BD, for example, received RADx awards for two of its COVID-focused technologies. The first is designed for point-of-care use, with a connected electronic reader delivering results of a lateral flow immunoassay within 15 minutes. The other lateral flow test returns results in the same amount of time, but is meant for home use and is read using a smartphone.
Quidel also snagged a pair of awards from the initiative. One went to a real-time PCR platform intended for use in hospitals and urgent care clinics that can detect COVID, RSV and the flu in less than 25 minutes and could eventually be expanded to test for up to 12 infections at once. Quidel’s other RADx grant went to a combination point-of-care lateral flow test that spots both coronavirus and the flu within 15 minutes.
The other newly NIH-backed technologies include a nanoelectronic biosensor from Palogen that can detect COVID within just three minutes. There’s also a smartphone-connected antigen test from Clip Health that uses glow-in-the-dark nanomaterials to diagnose COVID and the flu in 15 minutes, plus more from Detect, Ellume, LumiraDx, UCLA, Princeton BioMeditech and Uh-Oh Labs, which will hopefully prove its name wrong with the successful deployment of its portable and reusable testing device.

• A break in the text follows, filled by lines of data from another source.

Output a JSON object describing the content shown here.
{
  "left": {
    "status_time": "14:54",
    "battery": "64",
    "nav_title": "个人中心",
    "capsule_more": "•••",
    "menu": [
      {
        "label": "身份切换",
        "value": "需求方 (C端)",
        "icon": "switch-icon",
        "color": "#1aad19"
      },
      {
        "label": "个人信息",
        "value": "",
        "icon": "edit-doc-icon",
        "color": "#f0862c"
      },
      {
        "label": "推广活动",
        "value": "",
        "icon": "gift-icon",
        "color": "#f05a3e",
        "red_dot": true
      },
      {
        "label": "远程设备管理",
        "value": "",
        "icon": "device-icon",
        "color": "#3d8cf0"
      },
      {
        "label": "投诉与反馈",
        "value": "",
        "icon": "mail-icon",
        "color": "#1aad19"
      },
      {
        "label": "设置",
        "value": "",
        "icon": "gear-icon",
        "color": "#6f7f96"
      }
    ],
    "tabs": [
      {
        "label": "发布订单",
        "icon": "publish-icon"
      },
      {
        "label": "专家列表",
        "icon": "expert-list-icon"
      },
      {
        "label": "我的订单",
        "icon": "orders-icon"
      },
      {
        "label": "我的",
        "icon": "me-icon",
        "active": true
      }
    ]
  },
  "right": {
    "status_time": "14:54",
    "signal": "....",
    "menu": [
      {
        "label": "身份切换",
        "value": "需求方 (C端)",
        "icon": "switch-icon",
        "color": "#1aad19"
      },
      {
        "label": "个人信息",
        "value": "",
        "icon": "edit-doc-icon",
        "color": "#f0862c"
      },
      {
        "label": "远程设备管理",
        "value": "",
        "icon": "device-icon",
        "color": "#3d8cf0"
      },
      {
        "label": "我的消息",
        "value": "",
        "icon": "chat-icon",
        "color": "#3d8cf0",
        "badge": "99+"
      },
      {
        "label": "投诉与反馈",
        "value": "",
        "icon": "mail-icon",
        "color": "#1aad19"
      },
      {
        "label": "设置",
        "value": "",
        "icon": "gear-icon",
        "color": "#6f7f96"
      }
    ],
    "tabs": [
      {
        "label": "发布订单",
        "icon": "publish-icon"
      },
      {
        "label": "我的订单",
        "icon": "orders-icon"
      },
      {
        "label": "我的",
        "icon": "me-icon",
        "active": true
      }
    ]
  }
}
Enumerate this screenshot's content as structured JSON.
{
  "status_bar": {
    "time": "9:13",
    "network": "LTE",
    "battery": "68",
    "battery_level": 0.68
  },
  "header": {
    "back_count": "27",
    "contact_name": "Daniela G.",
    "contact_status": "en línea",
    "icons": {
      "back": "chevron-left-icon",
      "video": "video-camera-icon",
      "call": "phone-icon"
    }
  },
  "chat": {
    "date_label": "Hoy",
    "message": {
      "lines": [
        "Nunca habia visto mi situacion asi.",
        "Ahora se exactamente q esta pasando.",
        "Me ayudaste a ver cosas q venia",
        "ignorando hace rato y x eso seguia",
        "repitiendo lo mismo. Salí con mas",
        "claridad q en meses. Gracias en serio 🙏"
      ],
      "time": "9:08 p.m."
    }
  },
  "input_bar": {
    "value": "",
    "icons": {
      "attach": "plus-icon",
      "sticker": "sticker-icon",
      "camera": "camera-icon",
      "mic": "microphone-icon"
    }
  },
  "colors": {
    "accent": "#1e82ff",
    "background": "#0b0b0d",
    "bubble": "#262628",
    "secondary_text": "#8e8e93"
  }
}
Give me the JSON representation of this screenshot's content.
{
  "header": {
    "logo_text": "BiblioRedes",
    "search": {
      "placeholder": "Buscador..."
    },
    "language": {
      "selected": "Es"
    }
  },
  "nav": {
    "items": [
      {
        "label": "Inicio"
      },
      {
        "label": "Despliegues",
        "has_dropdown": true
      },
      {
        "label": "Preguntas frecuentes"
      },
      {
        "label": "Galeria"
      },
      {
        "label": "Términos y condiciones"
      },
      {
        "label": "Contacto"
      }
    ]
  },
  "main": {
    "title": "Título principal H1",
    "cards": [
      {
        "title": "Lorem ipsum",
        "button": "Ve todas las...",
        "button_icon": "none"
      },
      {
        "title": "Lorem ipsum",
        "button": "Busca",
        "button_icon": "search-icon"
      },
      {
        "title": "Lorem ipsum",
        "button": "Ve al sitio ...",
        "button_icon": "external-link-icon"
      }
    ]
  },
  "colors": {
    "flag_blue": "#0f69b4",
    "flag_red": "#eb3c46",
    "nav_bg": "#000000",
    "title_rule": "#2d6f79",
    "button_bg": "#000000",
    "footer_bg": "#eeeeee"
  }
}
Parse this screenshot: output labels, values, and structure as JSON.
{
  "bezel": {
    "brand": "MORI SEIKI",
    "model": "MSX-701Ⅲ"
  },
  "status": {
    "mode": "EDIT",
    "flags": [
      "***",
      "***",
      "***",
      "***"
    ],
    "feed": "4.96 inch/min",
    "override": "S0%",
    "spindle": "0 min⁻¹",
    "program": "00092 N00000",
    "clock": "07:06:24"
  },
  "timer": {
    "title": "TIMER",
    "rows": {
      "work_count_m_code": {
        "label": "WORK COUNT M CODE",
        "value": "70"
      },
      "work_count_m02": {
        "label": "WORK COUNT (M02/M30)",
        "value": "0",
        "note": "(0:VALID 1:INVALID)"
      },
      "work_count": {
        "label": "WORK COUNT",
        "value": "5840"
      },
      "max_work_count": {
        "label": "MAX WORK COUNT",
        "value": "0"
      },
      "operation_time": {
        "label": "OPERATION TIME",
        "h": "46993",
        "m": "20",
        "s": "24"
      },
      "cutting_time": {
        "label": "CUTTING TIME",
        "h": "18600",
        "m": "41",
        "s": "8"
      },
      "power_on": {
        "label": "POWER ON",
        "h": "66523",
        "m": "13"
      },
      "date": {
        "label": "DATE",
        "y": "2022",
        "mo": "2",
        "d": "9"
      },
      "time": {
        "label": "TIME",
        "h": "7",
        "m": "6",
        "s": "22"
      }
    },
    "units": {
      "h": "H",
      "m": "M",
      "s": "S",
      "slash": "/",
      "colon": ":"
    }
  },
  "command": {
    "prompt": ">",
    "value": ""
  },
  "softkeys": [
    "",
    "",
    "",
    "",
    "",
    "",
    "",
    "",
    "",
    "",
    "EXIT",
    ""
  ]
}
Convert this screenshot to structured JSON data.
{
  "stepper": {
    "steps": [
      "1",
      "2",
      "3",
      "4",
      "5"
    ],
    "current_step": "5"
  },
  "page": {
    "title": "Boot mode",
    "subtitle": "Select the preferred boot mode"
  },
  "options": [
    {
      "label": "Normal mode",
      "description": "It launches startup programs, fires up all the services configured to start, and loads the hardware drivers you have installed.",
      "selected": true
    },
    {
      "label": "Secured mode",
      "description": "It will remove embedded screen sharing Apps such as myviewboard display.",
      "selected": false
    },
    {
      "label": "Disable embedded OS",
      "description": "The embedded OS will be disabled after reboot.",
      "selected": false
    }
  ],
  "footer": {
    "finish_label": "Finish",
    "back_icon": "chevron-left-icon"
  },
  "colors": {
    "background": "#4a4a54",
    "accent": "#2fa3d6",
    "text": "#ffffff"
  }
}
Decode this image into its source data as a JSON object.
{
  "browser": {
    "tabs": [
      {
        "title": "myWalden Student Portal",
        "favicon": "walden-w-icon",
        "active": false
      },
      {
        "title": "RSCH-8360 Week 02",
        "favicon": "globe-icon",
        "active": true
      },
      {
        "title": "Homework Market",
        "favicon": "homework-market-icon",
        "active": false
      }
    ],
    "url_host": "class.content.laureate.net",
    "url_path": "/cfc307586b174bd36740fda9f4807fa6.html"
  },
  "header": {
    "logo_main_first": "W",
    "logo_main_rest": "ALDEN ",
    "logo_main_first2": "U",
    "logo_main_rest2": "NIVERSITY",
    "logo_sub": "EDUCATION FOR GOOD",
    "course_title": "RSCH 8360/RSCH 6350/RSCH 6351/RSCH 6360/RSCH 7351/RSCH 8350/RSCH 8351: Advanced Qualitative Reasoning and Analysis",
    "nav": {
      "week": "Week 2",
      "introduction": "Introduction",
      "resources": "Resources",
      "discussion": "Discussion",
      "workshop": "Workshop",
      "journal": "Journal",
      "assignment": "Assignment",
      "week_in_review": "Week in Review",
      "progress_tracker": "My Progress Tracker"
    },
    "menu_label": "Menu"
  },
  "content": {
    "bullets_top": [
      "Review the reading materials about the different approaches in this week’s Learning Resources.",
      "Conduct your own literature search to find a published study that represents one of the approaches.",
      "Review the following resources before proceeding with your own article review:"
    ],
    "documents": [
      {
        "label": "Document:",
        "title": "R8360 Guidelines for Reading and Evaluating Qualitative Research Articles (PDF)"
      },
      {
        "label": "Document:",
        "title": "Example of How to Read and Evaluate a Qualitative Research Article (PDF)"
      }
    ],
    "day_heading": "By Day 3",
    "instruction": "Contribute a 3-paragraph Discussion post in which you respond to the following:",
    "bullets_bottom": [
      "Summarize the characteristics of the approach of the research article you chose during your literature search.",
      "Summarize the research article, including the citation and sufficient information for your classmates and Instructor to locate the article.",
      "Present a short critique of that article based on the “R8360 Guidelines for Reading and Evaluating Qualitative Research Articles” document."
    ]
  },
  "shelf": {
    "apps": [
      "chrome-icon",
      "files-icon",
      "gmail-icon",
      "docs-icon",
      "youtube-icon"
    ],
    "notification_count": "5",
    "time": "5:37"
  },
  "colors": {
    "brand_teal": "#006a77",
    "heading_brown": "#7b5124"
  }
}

“These technologies represent important innovations to address the need for ready access to rapid, low-cost tests everywhere in the country, including in every home,” said Bruce Tromberg, Ph.D., director of the NIH’s National Institute of Biomedical Imaging and Bioengineering and lead for the RADx Tech segment. “The potential to test simultaneously for multiple types of infection at the point of care is a new frontier that we hope to advance and could be a major step toward transforming U.S. healthcare.”